Il leader della Lega da tempo intesse rapporti con associazioni e movimenti ‘a destra’. Per dire, alla convention di Alemanno, Salvini ha inviato come osservatori l’eurodeputato Antonio Rinaldi e l’ex senatore Massimo Pillon. Il leghista ha difeso Vannacci, gli ha telefonato, secondo molti potrebbe addirittura candidarlo a Bruxelles.

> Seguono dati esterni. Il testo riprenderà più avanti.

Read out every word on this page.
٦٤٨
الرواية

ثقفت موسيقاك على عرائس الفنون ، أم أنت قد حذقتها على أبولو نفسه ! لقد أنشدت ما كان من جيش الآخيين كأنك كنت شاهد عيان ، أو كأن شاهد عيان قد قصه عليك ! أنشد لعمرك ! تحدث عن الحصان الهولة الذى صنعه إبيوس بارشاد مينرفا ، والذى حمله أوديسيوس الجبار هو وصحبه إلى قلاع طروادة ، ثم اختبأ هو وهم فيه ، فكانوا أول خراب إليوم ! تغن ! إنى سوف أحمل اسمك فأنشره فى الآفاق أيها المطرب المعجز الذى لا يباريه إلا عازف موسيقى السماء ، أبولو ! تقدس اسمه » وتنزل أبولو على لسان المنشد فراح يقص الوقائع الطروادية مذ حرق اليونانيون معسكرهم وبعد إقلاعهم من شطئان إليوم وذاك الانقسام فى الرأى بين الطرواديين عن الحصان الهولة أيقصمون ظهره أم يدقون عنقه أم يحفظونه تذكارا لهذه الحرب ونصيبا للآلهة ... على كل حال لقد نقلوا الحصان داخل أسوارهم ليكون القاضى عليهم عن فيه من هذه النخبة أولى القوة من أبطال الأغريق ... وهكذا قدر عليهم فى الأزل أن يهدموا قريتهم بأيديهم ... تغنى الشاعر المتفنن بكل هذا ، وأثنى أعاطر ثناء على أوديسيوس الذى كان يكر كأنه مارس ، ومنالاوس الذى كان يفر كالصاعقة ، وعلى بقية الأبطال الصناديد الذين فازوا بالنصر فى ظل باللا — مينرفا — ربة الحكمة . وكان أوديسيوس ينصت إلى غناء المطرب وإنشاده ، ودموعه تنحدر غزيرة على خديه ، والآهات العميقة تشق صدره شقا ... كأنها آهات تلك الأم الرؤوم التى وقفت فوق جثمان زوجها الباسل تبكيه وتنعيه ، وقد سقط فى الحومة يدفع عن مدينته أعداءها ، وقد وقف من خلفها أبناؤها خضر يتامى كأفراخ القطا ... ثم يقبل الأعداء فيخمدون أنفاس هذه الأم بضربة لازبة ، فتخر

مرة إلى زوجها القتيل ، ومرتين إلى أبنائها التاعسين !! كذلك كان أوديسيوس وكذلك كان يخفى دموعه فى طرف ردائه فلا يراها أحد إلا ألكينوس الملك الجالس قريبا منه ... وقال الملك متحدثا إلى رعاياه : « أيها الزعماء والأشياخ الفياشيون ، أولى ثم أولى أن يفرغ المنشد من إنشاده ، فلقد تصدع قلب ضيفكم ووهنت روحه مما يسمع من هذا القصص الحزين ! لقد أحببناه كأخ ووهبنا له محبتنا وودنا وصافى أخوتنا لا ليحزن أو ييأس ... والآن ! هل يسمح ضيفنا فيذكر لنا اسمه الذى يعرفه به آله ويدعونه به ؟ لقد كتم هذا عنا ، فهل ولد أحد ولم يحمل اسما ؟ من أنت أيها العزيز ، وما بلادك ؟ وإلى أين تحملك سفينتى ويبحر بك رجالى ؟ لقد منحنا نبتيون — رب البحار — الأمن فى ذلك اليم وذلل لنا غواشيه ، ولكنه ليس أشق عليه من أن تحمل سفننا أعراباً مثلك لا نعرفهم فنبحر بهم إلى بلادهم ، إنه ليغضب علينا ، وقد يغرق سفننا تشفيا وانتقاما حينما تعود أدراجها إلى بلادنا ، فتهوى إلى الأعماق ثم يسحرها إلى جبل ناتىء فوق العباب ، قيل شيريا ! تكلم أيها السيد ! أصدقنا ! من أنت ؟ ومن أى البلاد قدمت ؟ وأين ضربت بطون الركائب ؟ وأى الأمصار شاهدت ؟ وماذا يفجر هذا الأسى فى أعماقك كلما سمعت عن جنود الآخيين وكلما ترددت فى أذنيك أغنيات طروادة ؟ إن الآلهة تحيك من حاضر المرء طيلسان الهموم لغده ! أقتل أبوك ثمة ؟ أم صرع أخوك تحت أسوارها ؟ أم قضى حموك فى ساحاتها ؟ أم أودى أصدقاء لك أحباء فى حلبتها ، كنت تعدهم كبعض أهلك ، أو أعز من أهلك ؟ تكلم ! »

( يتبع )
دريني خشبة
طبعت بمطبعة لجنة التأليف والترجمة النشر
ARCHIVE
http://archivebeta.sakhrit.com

“Molto probabilmente il leader della Lega vede delle finestre di opportunità nello spostamento di Meloni su responsabilità di governo”, dice Massimiliano Panarari, ordinario di sociologia della comunicazione all’Università Mercatorum di Roma. “Meloni ha iscritto la sua azione in una cornice atlantista ed europeista che è obbligata ma che è molto diversa dall’offerta politica di Fratelli d’Italia, ai tempi in cui era un partito di opposizione. Si è creato un vuoto politico, e Alemanno con il suo partito intende riempirlo”, spiega il sociologo. In questa direzione, la nuova destra di Alemanno sarebbe l’ideale fiancheggiatrice della Lega. “Salvini ha iniziato il progetto di Lega nazional populista. Poi lo ha interrotto. Ora che Meloni ha lasciato scoperta quell’area politica potrebbe tornare a occuparlo”, aggiunge Panarari.
Ad esempio con un’alleanza elettorale alle prossime europee. E questo spiegherebbe l’insistenza di Salvini nell’alleanza con Marine Le Pen e Afd. Potrebbe ad esempio ospitare Alemanno nelle liste della Lega, oppure fare un’operazione come quella che Calenda fece con il Pd nel 2019, quando diede vita alla lista Pd-Noi europei. Per la Lega più Alemanno la lista che nome avrebbe, Lega – Noi antieuropei? Per Meloni sarebbe comunque un problema.